Kendari, Inilahsultra.com– Sebagai komitmen dalam upaya meningkatkan pelayanan dan pembinaan pemberdayaan perempuan dan perlindungan anak, Pemerintah Kota Kendari menandatangani MoU bersama dengan berbagai lembaga lintas sektoral, di Kantor Walikota Kendari, Rabu 29 November 2017.
Berbagai lembaga hukum ikut menandatangani kerjasama tersebut yakni, Polresta Kendari, Kejaksaan Negeri Kendari, Pengadilan Negeri Kelas IA Kendari, Pengadilan Agama Kendari, Lembaga Pembinaan Khusus Anak Kelas II Kendari, Lembaga Permasyarakatan Perempuan Kelas III Kendari, dan Lembaga Bantuan Hukum (LBH) Kendari.
Kegiatan yang bertemakan Penyelengaraan Akses Keadilan Bagi Perempuan dan Anak Yang Berhadapan Dengan Hukum Untuk Mendapatkan Perlindungan Hukum Terpadu di Kota Kendari ini dibuka langsung Sekretaris Daerah (Sekda) Kota Kendari, Alamsyah Latunani.

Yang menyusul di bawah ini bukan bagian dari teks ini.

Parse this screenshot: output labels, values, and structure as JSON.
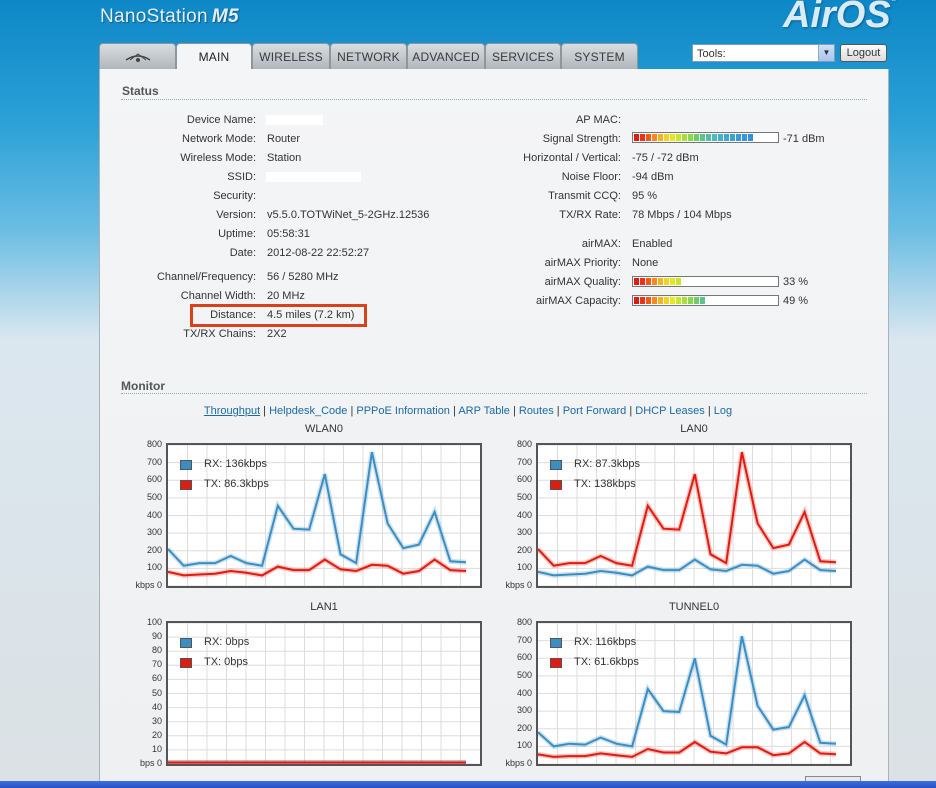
{
  "header": {
    "product": "NanoStation",
    "model": "M5",
    "brand": "AirOS"
  },
  "tabs": [
    {
      "label": "MAIN",
      "active": true
    },
    {
      "label": "WIRELESS"
    },
    {
      "label": "NETWORK"
    },
    {
      "label": "ADVANCED"
    },
    {
      "label": "SERVICES"
    },
    {
      "label": "SYSTEM"
    }
  ],
  "tools": {
    "label": "Tools:",
    "icon": "chevron-down-icon"
  },
  "logout": "Logout",
  "status": {
    "title": "Status",
    "left": [
      {
        "label": "Device Name:",
        "value": ""
      },
      {
        "label": "Network Mode:",
        "value": "Router"
      },
      {
        "label": "Wireless Mode:",
        "value": "Station"
      },
      {
        "label": "SSID:",
        "value": ""
      },
      {
        "label": "Security:",
        "value": ""
      },
      {
        "label": "Version:",
        "value": "v5.5.0.TOTWiNet_5-2GHz.12536"
      },
      {
        "label": "Uptime:",
        "value": "05:58:31"
      },
      {
        "label": "Date:",
        "value": "2012-08-22 22:52:27"
      },
      {
        "label": "Channel/Frequency:",
        "value": "56 / 5280 MHz"
      },
      {
        "label": "Channel Width:",
        "value": "20 MHz"
      },
      {
        "label": "Distance:",
        "value": "4.5 miles (7.2 km)"
      },
      {
        "label": "TX/RX Chains:",
        "value": "2X2"
      }
    ],
    "right": [
      {
        "label": "AP MAC:",
        "value": ""
      },
      {
        "label": "Signal Strength:",
        "value": "-71 dBm",
        "bar_fraction": 0.82
      },
      {
        "label": "Horizontal / Vertical:",
        "value": "-75 / -72 dBm"
      },
      {
        "label": "Noise Floor:",
        "value": "-94 dBm"
      },
      {
        "label": "Transmit CCQ:",
        "value": "95 %"
      },
      {
        "label": "TX/RX Rate:",
        "value": "78 Mbps / 104 Mbps"
      },
      {
        "label": "airMAX:",
        "value": "Enabled"
      },
      {
        "label": "airMAX Priority:",
        "value": "None"
      },
      {
        "label": "airMAX Quality:",
        "value": "33 %",
        "bar_fraction": 0.33
      },
      {
        "label": "airMAX Capacity:",
        "value": "49 %",
        "bar_fraction": 0.49
      }
    ]
  },
  "monitor": {
    "title": "Monitor",
    "links": [
      {
        "label": "Throughput",
        "active": true
      },
      {
        "label": "Helpdesk_Code"
      },
      {
        "label": "PPPoE Information"
      },
      {
        "label": "ARP Table"
      },
      {
        "label": "Routes"
      },
      {
        "label": "Port Forward"
      },
      {
        "label": "DHCP Leases"
      },
      {
        "label": "Log"
      }
    ]
  },
  "colors": {
    "rx": "#3a8ec4",
    "tx": "#e01b10",
    "highlight": "#d8421a",
    "link": "#1b6aa5"
  },
  "chart_data": [
    {
      "type": "line",
      "title": "WLAN0",
      "unit_label": "kbps",
      "ylim": [
        0,
        800
      ],
      "yticks": [
        0,
        100,
        200,
        300,
        400,
        500,
        600,
        700,
        800
      ],
      "series": [
        {
          "name": "RX: 136kbps",
          "color": "#3a8ec4",
          "values": [
            210,
            115,
            130,
            130,
            170,
            130,
            115,
            455,
            325,
            320,
            635,
            180,
            130,
            760,
            355,
            215,
            235,
            420,
            140,
            135
          ]
        },
        {
          "name": "TX: 86.3kbps",
          "color": "#e01b10",
          "values": [
            80,
            60,
            65,
            70,
            85,
            75,
            60,
            110,
            90,
            90,
            150,
            95,
            85,
            120,
            115,
            70,
            85,
            150,
            90,
            85
          ]
        }
      ]
    },
    {
      "type": "line",
      "title": "LAN0",
      "unit_label": "kbps",
      "ylim": [
        0,
        800
      ],
      "yticks": [
        0,
        100,
        200,
        300,
        400,
        500,
        600,
        700,
        800
      ],
      "series": [
        {
          "name": "RX: 87.3kbps",
          "color": "#3a8ec4",
          "values": [
            80,
            60,
            65,
            70,
            85,
            75,
            60,
            110,
            90,
            90,
            150,
            95,
            85,
            120,
            115,
            70,
            85,
            150,
            90,
            85
          ]
        },
        {
          "name": "TX: 138kbps",
          "color": "#e01b10",
          "values": [
            210,
            115,
            130,
            130,
            170,
            130,
            115,
            455,
            325,
            320,
            635,
            180,
            130,
            760,
            355,
            215,
            235,
            420,
            140,
            135
          ]
        }
      ]
    },
    {
      "type": "line",
      "title": "LAN1",
      "unit_label": "bps",
      "ylim": [
        0,
        100
      ],
      "yticks": [
        0,
        10,
        20,
        30,
        40,
        50,
        60,
        70,
        80,
        90,
        100
      ],
      "series": [
        {
          "name": "RX: 0bps",
          "color": "#3a8ec4",
          "values": [
            0,
            0,
            0,
            0,
            0,
            0,
            0,
            0,
            0,
            0,
            0,
            0,
            0,
            0,
            0,
            0,
            0,
            0,
            0,
            0
          ]
        },
        {
          "name": "TX: 0bps",
          "color": "#e01b10",
          "values": [
            0,
            0,
            0,
            0,
            0,
            0,
            0,
            0,
            0,
            0,
            0,
            0,
            0,
            0,
            0,
            0,
            0,
            0,
            0,
            0
          ]
        }
      ]
    },
    {
      "type": "line",
      "title": "TUNNEL0",
      "unit_label": "kbps",
      "ylim": [
        0,
        800
      ],
      "yticks": [
        0,
        100,
        200,
        300,
        400,
        500,
        600,
        700,
        800
      ],
      "series": [
        {
          "name": "RX: 116kbps",
          "color": "#3a8ec4",
          "values": [
            180,
            100,
            115,
            110,
            150,
            115,
            100,
            425,
            300,
            295,
            600,
            160,
            110,
            725,
            330,
            195,
            210,
            390,
            120,
            115
          ]
        },
        {
          "name": "TX: 61.6kbps",
          "color": "#e01b10",
          "values": [
            55,
            40,
            45,
            45,
            60,
            50,
            40,
            85,
            65,
            65,
            125,
            70,
            60,
            95,
            95,
            50,
            60,
            125,
            60,
            55
          ]
        }
      ]
    }
  ]
}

Dalam sambutannya, Alamsyah Latunani mengatakan, penandatanganan nota kesepahaman ini merupakan akses keadilan bagi perempuan dan anak yang menjadi korban kekerasan untuk mendapatkan perlindungan hukum terpadu di Kota Kendari.
“Kekerasan terhadap perempuan dan anak telah memberikan dampak negatif terutama dalam tumbuh kembangkan anak sebagai garis penerus. Maka dengan itu, pemerintah akan terus mendorong perlindungan anak serta memenuhi hak-hak mereka,” katanya.
Berbagai permasalahan perempuan dan anak, sambung mantan kepala Bappeda Kota Kendari ini sangat komplek dalam daerah perkotaan, terkhusus Kota Kendari. Oleh karena itu, lintas sektoral penanganan masalah tersebut tidak hanya dilakukan sendiri.
“Pemerintah Kota kendari membutuhkan dukungan dan kerjasama koorporatif antara seluruh pemangku kepentingan terutama aparat hukum, agar kondisi tersebut dapat ditangani secara baik dan menyeluruh,” jelas dia.
Dengan adanya penandatanganan MoU ini, akan menjadi langkah awal dan inofatif serta strategis dalam upaya terhadap perlindungan terhadap perempuan anak.
“Jadi kita berharap kerjasama dan kerja keras semua pihak dapat disusun dengan baik guna menjadi panduan bersama dalam mewujudkan cita-cita kita semua. Yaitu ingin mewujudkan Kota Kendari sebagai Kota layak huni dan responship gender,” harapnya.